呼吸音だとしても、少し不規則になっているようで、ところどころ、呻き声のようにも聞こえる。
「これは何かに苦しんでいるのかな?」
と思ったが、
「事と次第では、救急車、さらには、警察への連絡もひつようかな?」
と思ったようだが、それは後になって感じたことで、その時、どこまで感じたのかどうか、正直すぐには思い出せなかったのだ。
とにかく近づいてみると、その人は、身体を丸めて、屈みこむように胸を抑えて苦しんでいた。
「大丈夫ですか?」
と、その瞬間を見れば、さすがにビックリして、思わず、背中をさすっていた。
下手をすれば、セクハラになりかねないが、そんなことを言っている場合ではない。相手も、それどころではないようで、横に座って、背中を撫でていると、その表情が見えたが、顔色は真っ赤になっていた。
かなりの痛みをこらえているのは間違いないようだ。
「救急車、呼びましょうか?」
というと、
「あ、いいえ、薬を飲めば楽になるのですが、そこのカバンに薬と水が入っているので、取っていただけますか?」
と言われて、よくみると、彼女の少し前にトートバッグのようなものがあり、それが、倒れて、半分中からはみ出しているような感じだった。
「なるほお、急に痛み出したので、薬を飲もうと、カバンから出そうとした時、指でも滑ったのか、カバンが落っこちたんだな?」
と三十郎は感じた。
彼はすかさず、カバンを取って、中にある金属製の、保温水筒と、薬の入った、プラスチックのケースを取り出し、彼女に差し出した。
「すみません。それ一回分ずつ、すぐに飲めるように個包装してあるので、一つを取ってください」
と、カバンから、一つの薬を取り出し、飲みやすいように渡してあげ、水筒も蓋を取って渡したのだった。
「すみません」
と彼女は言って、貪るように、薬を飲むのだった。
彼女は、薬を飲むと、前屈みだった身体を起こし、今度は、壁にもたれるように、据わりなおした。
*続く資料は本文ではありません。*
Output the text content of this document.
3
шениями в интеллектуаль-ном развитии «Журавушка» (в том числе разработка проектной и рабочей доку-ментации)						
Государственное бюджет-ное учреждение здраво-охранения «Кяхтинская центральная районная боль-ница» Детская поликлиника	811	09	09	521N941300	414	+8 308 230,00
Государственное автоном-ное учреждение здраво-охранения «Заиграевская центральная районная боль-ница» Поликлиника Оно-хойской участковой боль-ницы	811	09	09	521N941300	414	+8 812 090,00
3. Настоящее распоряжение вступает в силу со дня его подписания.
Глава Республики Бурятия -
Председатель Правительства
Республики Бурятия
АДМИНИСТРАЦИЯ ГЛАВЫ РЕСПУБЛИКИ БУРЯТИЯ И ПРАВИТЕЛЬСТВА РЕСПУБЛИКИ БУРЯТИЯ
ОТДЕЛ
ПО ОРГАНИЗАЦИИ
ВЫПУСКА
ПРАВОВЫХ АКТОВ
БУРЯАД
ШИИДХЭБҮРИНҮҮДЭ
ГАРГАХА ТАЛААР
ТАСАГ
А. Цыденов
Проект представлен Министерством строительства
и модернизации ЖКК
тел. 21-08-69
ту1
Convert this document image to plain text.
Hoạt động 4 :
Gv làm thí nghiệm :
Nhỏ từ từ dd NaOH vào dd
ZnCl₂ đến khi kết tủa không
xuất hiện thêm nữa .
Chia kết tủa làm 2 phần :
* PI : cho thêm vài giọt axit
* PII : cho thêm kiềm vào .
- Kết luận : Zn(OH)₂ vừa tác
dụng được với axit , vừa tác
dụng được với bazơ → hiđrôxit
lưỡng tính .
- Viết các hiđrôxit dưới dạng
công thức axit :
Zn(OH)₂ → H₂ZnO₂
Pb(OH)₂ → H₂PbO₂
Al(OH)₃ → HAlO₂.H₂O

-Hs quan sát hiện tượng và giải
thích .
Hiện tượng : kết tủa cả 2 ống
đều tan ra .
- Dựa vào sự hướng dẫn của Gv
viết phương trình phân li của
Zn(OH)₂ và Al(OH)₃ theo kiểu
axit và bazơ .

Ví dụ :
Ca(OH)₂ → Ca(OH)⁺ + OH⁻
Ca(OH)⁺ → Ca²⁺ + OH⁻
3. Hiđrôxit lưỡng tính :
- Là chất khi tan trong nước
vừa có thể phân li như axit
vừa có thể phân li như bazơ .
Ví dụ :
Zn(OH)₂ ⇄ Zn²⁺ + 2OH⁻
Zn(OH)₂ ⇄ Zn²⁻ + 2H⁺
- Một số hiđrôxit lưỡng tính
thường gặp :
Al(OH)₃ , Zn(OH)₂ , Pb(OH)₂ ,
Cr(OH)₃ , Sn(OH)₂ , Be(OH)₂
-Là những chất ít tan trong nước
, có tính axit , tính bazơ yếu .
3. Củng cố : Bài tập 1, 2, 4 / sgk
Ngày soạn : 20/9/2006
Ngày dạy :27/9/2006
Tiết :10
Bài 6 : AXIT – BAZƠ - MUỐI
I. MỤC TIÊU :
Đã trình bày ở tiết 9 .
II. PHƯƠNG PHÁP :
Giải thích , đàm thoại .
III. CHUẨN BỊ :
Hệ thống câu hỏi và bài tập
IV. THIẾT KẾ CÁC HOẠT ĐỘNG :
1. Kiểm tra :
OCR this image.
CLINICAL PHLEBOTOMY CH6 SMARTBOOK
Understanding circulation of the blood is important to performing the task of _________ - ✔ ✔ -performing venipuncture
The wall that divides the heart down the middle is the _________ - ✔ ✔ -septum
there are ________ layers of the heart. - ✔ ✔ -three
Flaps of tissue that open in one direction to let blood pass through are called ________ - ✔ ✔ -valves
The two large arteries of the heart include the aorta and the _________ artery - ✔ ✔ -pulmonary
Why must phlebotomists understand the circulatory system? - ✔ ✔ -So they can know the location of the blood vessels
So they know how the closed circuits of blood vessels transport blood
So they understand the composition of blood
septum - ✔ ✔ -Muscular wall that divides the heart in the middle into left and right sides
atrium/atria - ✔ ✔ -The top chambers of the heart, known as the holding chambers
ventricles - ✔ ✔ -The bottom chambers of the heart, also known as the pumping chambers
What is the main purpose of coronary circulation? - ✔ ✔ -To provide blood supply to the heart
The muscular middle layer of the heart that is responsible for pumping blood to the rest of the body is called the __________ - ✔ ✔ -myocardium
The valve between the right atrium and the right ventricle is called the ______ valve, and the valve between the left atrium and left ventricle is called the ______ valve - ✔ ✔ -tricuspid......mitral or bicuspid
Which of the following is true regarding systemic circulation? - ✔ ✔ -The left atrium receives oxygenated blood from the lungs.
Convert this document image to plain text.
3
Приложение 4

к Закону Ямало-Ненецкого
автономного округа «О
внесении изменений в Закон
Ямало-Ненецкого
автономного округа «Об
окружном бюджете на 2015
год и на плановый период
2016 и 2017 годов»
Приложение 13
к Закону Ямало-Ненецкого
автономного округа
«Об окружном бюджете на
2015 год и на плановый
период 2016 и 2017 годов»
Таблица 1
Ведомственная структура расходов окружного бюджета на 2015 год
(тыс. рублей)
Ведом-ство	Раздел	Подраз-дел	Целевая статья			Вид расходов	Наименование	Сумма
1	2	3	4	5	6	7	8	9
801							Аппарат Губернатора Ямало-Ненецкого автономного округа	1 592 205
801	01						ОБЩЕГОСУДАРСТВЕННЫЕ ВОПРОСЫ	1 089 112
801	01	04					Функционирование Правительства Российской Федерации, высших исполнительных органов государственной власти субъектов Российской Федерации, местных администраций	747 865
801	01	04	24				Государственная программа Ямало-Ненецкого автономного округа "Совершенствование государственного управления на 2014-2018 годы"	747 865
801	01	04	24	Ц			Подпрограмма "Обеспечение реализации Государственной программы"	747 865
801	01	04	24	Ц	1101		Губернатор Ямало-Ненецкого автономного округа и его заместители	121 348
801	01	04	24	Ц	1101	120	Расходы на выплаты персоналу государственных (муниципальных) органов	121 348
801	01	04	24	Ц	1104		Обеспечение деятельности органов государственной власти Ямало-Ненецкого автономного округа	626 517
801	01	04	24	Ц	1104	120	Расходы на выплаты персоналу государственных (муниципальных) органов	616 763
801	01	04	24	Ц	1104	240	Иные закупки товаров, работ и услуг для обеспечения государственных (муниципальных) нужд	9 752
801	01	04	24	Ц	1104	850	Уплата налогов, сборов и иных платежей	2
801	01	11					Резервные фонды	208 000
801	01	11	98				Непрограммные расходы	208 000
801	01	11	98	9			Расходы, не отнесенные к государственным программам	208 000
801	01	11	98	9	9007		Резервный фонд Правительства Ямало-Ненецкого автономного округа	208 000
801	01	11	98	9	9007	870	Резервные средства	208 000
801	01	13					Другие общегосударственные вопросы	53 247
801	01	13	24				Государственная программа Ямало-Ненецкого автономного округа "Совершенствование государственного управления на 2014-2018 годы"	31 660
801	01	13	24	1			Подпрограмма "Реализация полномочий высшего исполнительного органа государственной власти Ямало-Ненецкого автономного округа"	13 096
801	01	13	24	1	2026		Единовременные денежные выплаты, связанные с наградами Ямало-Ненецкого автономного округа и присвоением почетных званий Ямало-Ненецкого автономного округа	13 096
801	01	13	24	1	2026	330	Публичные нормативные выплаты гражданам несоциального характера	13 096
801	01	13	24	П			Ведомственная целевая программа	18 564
表情も、心なしかであるが、持ち直しているかのように見えたのだ。
様子をじっと見ているからだろうか? 思ったよりも時間が経つのに時間が掛かるというわけではなかった。十分もすれば、かなり楽になったのか、二、三階、深呼吸をしたかと思うと、
「すみません。だいぶよくなりました」
と言って、ニッコリと笑った。
三十郎はその笑顔を見た時、
「あれ? 見覚えがあるような気がするんだけどな」
と思ったが、すぐには思い出せなかった。
「そういえば、お兄さん、初めてじゃないような気がするかな?」
と、彼女もそういったが、すぐに。
「ああ、ごめんなさい。急にこんなこと言って、ごめんなさい」
というその表情を見て、三十郎は、その子が誰なのか思い出した。
「ああ、そうだ。いちかちゃんではないか?」
と、三十郎の方は思い出していた。
だが、そのいちかというのも、
「源氏名」
であるので、本名を知る由もない。
源氏名というのは、水商売や、風俗関係の女の子が使う名前で、彼女の場合は、風俗関係であった。
ただ、
「他人の空似」
ということもある。別人だったら、失礼だ。
また、本人だったとしても、こんなところで、
「身バレ」
をするというのも、本意ではないだろう。
特に、風俗嬢というのは、
「身バレ」
というのが、一番怖いことになるのだ。
とりあえずは、もう少し楽になるまで、一緒にいてあげるしかない」
と思っていると、彼女は、少し厄介なことを言い出した。
「ごめんなさい。私、どうも記憶がないみたいなの」
というではないか。
「じゃあ、本当に彼女がいちかちゃんなのかどうかも、分からないだろう」
と、三十郎は思った。
「えっ、じゃあ、うちとかも分からないのかい?」
と聞くと、
「ええ、でも、きっと一過性のものなので、すぐに思い出すと思うんだけど、今日、このままどこも行くところがないんだけど、もし、よかったら、一晩だけ、泊めてもらえないかしら?」
と彼女はいうのだった。
本当であれば、警察に連れていくべきなのではないだろうか?
少なくとも、彼女のことを、いや、似ている人をまったく知らなかったら、このまま警察を呼ぶことになるだろう。だが、彼女が、
「いちか」
であるか、どうかは別にして、
「知っている人に似ている」
というだけで、このまま放っておくことはできなくなったのだ。
「うん、分かったよ」
と、三十郎は、そういうしかなかった。
だが、三十郎も男である。
よく似た人、いや本人かも知れない人を、まさか家に連れて帰るなどと、後から思えば、
「なんと恐ろしいことをしたんだ」
と思わないでもなかった。
「今まで、こんな拾い物、したことないぞ」
と思うと、それが、自分の中で、
「いかに他人事なのだろうか?」
と思うと、一瞬おかしくなって、笑い出しそうになるのを、必死でこらえていたのだった。
とりあえず、三十郎は、家に連れて帰ることにしたのだった。